Colors speak a lot about our personality as well. The colors of cars, for example. Whenever I see a red car on the road, I brace myself for some extra caution. The red cars seem to whizz past with infernal temper. They look highly competitive and seem eager to smite away any other vehicle in speed and attitude. They gesticulate quite forcefully and look like a big siren warning you to stay away. The people driving red cars carry a bit of extra adrenaline, which is helpful for fun and adventure but is pushy for those around. Moreover, extra adrenaline on the road is an inappropriate setting. So give them enough space as they go raising a tornado on the road.

As I went lazily on my scooter on the road, going to the nearest town, mulling over the credits and debits of life, the red signal flashed in the rear-view mirror. Instantly I left the entire road to the red-gallant. You are blameworthy if you don’t do it, especially in case of angry red bigger vehicles than yours. Do it to avoid any gruesome spectacle. As it passed arbitrarily shoving away any opposition, flaunting its extraordinary stature, the windy storm was enough to shake me and my tiny two-wheeled machine. My stewardship pretty heavily shaken, I went still slower.

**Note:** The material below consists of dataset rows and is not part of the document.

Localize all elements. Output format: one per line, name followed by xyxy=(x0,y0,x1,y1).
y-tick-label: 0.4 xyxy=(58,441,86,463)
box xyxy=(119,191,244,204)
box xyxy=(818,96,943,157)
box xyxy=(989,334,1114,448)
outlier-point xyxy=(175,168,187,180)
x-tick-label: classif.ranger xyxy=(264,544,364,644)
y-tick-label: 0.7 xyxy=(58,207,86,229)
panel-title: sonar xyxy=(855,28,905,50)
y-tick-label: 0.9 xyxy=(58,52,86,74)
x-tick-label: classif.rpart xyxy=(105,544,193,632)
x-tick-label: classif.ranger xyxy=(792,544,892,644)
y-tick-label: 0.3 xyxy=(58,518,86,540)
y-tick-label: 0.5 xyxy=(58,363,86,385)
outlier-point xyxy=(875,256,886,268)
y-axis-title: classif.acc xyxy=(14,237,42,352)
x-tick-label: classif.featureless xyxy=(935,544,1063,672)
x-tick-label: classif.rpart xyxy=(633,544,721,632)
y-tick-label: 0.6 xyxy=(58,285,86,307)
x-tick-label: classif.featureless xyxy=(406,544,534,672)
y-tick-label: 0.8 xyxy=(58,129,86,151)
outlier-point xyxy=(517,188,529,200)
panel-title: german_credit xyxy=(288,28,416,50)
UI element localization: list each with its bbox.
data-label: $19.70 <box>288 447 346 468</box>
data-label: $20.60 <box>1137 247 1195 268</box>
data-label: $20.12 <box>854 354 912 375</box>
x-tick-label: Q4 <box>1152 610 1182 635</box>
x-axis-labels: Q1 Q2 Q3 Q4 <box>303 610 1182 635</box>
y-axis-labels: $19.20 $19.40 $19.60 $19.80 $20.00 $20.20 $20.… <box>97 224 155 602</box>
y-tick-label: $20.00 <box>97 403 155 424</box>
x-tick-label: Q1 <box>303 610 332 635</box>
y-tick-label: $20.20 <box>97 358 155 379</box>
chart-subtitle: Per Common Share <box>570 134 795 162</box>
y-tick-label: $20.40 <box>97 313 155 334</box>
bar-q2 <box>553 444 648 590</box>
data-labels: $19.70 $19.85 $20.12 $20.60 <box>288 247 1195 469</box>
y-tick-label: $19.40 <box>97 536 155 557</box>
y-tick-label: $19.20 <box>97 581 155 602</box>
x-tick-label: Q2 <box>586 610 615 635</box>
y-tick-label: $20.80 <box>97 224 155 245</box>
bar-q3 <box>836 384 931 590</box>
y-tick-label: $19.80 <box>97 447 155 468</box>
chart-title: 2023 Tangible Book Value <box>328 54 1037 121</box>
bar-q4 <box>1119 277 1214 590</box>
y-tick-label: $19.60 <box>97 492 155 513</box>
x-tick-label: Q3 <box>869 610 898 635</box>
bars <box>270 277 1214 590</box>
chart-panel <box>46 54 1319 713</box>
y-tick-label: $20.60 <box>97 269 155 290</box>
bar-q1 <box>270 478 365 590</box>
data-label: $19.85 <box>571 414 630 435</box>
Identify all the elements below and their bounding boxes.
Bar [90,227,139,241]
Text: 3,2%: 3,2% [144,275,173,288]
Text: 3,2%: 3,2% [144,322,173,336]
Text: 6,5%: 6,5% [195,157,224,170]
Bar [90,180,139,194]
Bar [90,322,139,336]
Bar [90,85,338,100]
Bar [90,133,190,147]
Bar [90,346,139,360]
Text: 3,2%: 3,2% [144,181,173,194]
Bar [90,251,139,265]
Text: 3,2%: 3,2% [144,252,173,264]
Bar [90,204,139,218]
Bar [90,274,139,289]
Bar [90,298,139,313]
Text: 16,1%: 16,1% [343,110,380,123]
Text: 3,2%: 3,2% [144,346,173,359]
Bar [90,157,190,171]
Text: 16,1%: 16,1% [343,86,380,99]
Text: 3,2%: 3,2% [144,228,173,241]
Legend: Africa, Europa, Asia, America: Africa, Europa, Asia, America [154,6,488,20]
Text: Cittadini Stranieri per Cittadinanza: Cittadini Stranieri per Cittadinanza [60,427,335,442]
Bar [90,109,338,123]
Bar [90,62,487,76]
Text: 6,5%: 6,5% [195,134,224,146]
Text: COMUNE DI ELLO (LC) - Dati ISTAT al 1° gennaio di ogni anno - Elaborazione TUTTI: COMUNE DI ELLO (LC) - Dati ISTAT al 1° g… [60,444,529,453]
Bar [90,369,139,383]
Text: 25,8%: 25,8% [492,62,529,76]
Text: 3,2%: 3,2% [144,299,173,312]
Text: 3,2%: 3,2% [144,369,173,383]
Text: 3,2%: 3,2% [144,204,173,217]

After fifteen minutes, I reached a congested crossing in the town. On a packed road in towns, the two wheelers carry some advantage. They need little space so that you can maneuver among the bigger vehicles stranded for space. As I slowly trudged ahead, I saw the red car. I crossed it with a self-styled smirk. The tortoises still win the races, after all. The Indian roads are a great leveler. To allay the fears of slow movers, let me point out that the costliest cars cannot fly. And the pony carts and slow guys like me have as much chance in reaching the destination as any of the costliest, reddest car.

Then there was a sight to behold my attention in the town. A golden retriever proves that it’s indeed a capable retriever. At the confectionary shop, it knows which biscuits to retrieve to match the spools of pleasantry in its mood. With an admixture of loyalty and authority, it walks by the side of its master, safely holding the biscuit packet in its mouth.